Começou a convencer-se de que o mundo não tinha significado nem propósito; existia simplesmente, com desprendimento, alheio ao espantoso sofrimento que as suas regras implacáveis ditavam. Cada vida é uma tragédia imensa para quem a vive, mas cruelmente insignificante à escala do universo. Os seres vivos sofrem e o mundo mostra-se estranho a esse sofrimento, encarando-o com indiferença, aceitando-o como fazendo parte da ordem natural das coisas, como se a dor fosse o motor da existência, a iniquidade o seu preço. Cada desejo procura satisfação, cada obstáculo gera sofrimento.
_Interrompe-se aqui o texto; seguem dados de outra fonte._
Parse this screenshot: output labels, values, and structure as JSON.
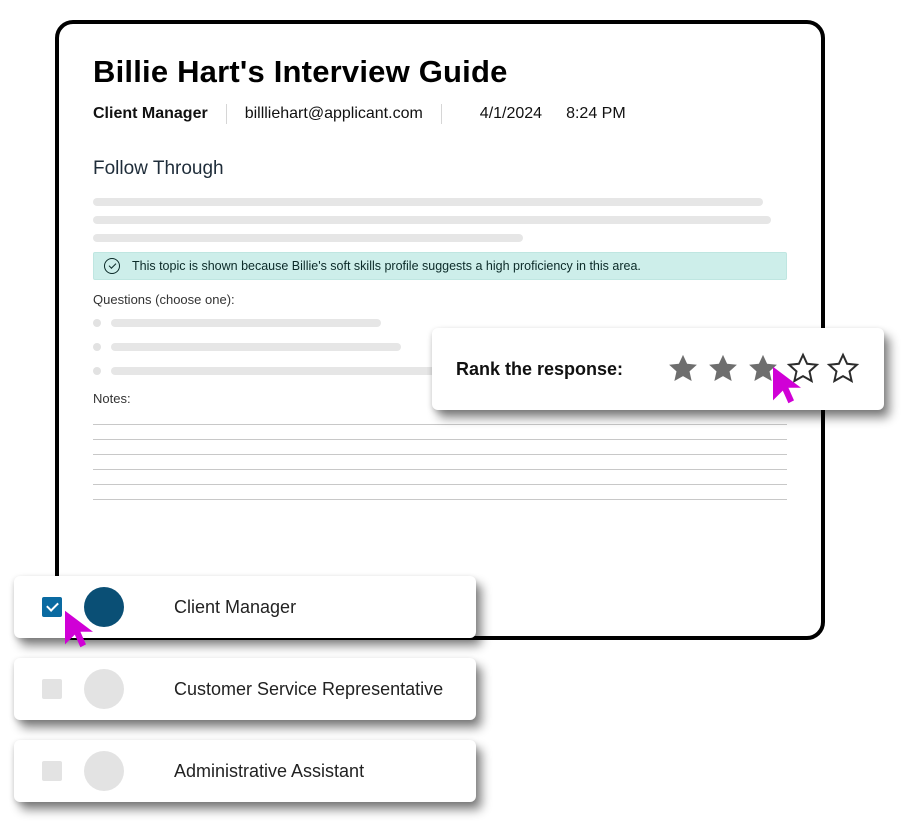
{
  "header": {
    "title": "Billie Hart's Interview Guide",
    "role": "Client Manager",
    "email": "billliehart@applicant.com",
    "date": "4/1/2024",
    "time": "8:24 PM"
  },
  "section": {
    "title": "Follow Through",
    "insight_text": "This topic is shown because Billie's soft skills profile suggests a high proficiency in this area.",
    "questions_label": "Questions (choose one):",
    "notes_label": "Notes:"
  },
  "rank": {
    "label": "Rank the response:",
    "value": 3,
    "max": 5
  },
  "roles": [
    {
      "name": "Client Manager",
      "selected": true
    },
    {
      "name": "Customer Service Representative",
      "selected": false
    },
    {
      "name": "Administrative Assistant",
      "selected": false
    }
  ],
  "colors": {
    "accent_blue": "#0a4f75",
    "check_blue": "#0a6aa1",
    "insight_bg": "#cdeeea",
    "cursor_magenta": "#d000d6",
    "star_filled": "#6e6e6e",
    "star_empty": "#2c2c2c"
  }
}
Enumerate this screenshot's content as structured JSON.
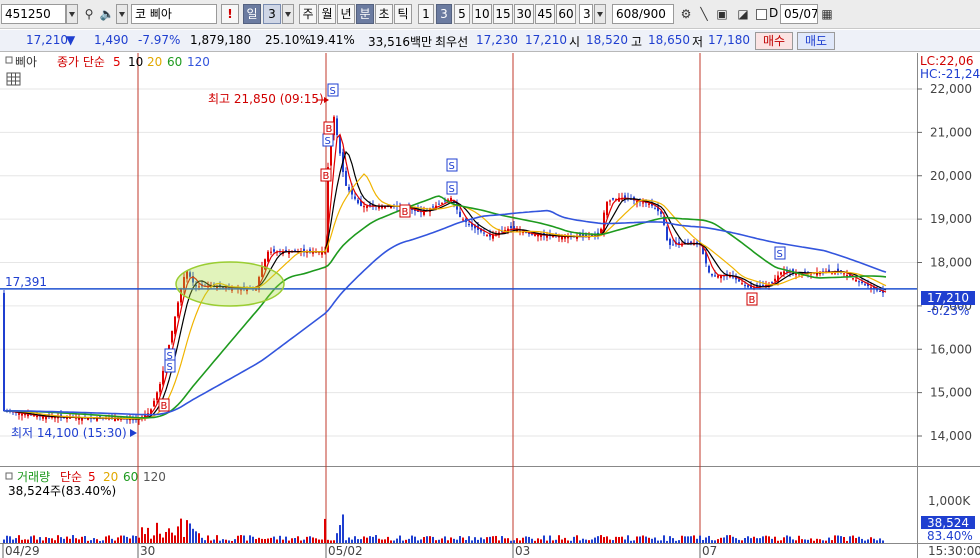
{
  "toolbar": {
    "code": "451250",
    "market_tag": "코",
    "stock_name": "삐아",
    "period_tabs": [
      "일",
      "3",
      "주",
      "월",
      "년",
      "분",
      "초",
      "틱"
    ],
    "selected_tab": "3",
    "minute_options": [
      "1",
      "3",
      "5",
      "10",
      "15",
      "30",
      "45",
      "60",
      "3"
    ],
    "selected_minute": "3",
    "count": "608/900",
    "date_value": "05/07",
    "checkbox_label": "D",
    "exclamation": "!"
  },
  "quote": {
    "price": "17,210",
    "change": "1,490",
    "change_pct": "-7.97%",
    "volume": "1,879,180",
    "pct1": "25.10%",
    "pct2": "19.41%",
    "amount": "33,516백만",
    "bid_label": "최우선",
    "bid1": "17,230",
    "bid2": "17,210",
    "open_label": "시",
    "open": "18,520",
    "high_label": "고",
    "high": "18,650",
    "low_label": "저",
    "low": "17,180",
    "buy_label": "매수",
    "sell_label": "매도"
  },
  "legend": {
    "name": "삐아",
    "indicator": "종가 단순",
    "ma_periods": [
      "5",
      "10",
      "20",
      "60",
      "120"
    ],
    "ma_colors": [
      "#e00000",
      "#000000",
      "#f0b400",
      "#1e9a1e",
      "#3355dd"
    ]
  },
  "price_axis": {
    "ticks": [
      "22,000",
      "21,000",
      "20,000",
      "19,000",
      "18,000",
      "17,000",
      "16,000",
      "15,000",
      "14,000"
    ],
    "lc": "LC:22,06",
    "hc": "HC:-21,24",
    "current": "17,210",
    "current_pct": "-0.23%"
  },
  "annotations": {
    "high": "최고 21,850 (09:15)",
    "low": "최저 14,100 (15:30)",
    "level_line": "17,391"
  },
  "volume_panel": {
    "label": "거래량",
    "indicator": "단순",
    "ma_periods": [
      "5",
      "20",
      "60",
      "120"
    ],
    "value_text": "38,524주(83.40%)",
    "axis_tick": "1,000K",
    "current": "38,524",
    "current_pct": "83.40%"
  },
  "x_axis": {
    "labels": [
      "04/29",
      "30",
      "05/02",
      "03",
      "07"
    ],
    "time": "15:30:00"
  },
  "colors": {
    "bull": "#e00000",
    "bear": "#1f3fd0",
    "level": "#1e50d0",
    "day_sep": "#c0392b"
  }
}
Mesmo a satisfação de um desejo apenas suscita felicidade temporária; logo a seguir vem um novo desejo, de novo travado por mais um obstáculo, o que significa que a existência é sempre luta, o sofrimento omnipresente, a felicidade efémera. Caramba!, pensou enquanto cogitava sombriamente sobre a tragédia da vida. Olhem para Dante, que não teve qualquer dificuldade em imaginar o Inferno... Bastou-lhe ir buscar os elementos que já existiam no mundo e, pimba!, eis o Inferno! Mas, oh!, quando chegou a hora de conceber o Céu, aí é que foi o cabo dos trabalhos! O

grande poeta não

teve artes para imaginar o Céu porque não havia neste mundo nada que o inspirasse para conceber o Paraíso! Nada! Meu Deus, não será isso a prova mais completa de que nós afinal vivemos no Inferno?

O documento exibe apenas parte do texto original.